We have millions of people – all with different risk profiles – put through the same one-size-fits-all approach.
Case in point?
Countless women are practically ordered by their doctors to get a mammogram every year.
They’re told it’s a matter of life and death – even if they’re at very low risk for cancer.
Now, a new study is exposing a dirty little secret about mammograms – more screening doesn’t always equal better protection.
And the best way to keep some women safe may be fewer mammograms.
I’ve written about mammograms before – and how they’ve never been as harmless as mainstream medicine wants us to believe.
Mammograms expose sensitive breast tissue to massive amounts of ionizing radiation, which is known to cause cancer.
But we could mitigate a lot of the risk to women by only giving mammograms when absolutely necessary.
Now, a large new study is showing that we can personalize our approach to mammograms for women without losing our ability to detect cancer early.
The long-awaited WISDOM (Women Informed to Screen Depending on Measures of Risk) study was just published in JAMA, and it’s turning a lot of the conventional thinking on mammograms on its head.
Researchers tracked 28,000 women and found that adjusting screening schedules based on women’s risk profiles did not lead to worse outcomes.
High-risk women could be screened more frequently, and low-risk women could get far fewer mammograms – and cancer was not being missed.
This was a major study published in one of the world’s leading medical journals – and it should be the nail in the coffin for the one-size-fits-all approach to mammograms.
Of course, mainstream medicine doesn’t change easily.
The radiology community threw a tantrum over this research – basically arguing that we shouldn’t make any changes.
And, honestly, their reaction was embarrassing.
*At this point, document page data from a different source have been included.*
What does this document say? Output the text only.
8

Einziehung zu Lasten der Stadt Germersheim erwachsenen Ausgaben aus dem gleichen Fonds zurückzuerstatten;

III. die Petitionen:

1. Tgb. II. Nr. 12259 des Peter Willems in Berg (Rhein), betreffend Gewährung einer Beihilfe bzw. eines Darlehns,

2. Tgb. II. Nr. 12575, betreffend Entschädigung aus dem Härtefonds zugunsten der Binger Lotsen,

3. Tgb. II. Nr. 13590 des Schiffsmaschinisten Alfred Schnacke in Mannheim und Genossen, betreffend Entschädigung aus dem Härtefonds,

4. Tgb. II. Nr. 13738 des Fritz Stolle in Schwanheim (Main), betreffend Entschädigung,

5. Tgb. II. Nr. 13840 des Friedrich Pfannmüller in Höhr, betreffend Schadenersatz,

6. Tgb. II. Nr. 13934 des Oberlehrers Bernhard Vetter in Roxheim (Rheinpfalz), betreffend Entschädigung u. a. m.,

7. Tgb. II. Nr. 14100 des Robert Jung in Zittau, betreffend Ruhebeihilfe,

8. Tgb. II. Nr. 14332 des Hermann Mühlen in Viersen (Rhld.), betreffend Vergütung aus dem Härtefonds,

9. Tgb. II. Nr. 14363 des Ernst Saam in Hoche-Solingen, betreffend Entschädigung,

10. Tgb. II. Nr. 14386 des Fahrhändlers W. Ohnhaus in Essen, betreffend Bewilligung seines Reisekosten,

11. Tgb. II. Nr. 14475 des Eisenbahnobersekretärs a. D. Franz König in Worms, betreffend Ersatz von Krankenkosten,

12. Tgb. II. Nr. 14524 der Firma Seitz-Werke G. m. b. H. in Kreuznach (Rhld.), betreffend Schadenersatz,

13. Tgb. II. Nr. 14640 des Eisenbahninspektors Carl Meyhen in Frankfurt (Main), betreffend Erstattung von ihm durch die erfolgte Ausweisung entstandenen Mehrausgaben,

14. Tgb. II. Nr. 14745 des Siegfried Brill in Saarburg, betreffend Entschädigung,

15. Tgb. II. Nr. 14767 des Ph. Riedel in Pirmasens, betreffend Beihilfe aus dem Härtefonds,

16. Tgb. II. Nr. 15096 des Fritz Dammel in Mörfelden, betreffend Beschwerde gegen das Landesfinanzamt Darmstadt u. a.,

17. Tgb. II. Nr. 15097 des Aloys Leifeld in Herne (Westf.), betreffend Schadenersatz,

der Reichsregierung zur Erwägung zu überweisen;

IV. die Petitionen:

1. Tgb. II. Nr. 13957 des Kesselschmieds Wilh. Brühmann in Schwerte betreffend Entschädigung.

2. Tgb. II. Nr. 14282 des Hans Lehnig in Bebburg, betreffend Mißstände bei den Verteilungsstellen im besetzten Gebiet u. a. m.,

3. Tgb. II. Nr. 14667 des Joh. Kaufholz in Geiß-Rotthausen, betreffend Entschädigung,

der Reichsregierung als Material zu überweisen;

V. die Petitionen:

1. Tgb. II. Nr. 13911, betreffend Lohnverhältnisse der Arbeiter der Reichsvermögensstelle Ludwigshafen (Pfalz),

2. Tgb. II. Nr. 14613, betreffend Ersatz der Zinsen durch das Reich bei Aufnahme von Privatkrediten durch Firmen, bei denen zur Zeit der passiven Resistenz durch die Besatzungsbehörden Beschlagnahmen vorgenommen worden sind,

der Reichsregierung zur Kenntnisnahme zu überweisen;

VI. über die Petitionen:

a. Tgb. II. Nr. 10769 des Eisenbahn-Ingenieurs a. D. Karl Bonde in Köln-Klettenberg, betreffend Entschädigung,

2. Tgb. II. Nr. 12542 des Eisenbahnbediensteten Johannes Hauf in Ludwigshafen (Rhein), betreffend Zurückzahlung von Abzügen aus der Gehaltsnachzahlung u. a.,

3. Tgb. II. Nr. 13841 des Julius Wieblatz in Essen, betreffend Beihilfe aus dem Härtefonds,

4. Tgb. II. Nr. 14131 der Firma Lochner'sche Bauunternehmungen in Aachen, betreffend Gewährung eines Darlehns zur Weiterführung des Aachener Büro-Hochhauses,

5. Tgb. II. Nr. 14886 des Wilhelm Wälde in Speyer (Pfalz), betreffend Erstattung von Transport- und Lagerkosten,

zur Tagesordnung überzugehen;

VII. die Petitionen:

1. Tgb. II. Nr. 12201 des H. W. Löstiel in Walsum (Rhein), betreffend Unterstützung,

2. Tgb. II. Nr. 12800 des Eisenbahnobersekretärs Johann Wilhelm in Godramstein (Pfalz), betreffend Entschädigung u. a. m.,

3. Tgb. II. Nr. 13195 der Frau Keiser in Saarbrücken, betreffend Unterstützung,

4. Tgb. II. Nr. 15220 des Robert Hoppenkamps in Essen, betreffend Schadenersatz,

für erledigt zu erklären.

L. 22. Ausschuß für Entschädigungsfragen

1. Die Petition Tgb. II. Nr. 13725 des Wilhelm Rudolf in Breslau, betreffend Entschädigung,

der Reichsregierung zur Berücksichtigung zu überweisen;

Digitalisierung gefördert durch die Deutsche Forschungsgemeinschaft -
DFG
Can you imagine actually arguing against personalized medicine?
But with billions of dollars at stake in the mammography market, you can bet some people are going to fight tooth-and-nail against less frequent screening.
Of course, that doesn’t mean you have to listen to them. If you’re at low risk for breast cancer, talk to your doctor about whether you can get screened less often.
If your doctor is resistant to even having the conversation, do yourself a favor and get a second opinion.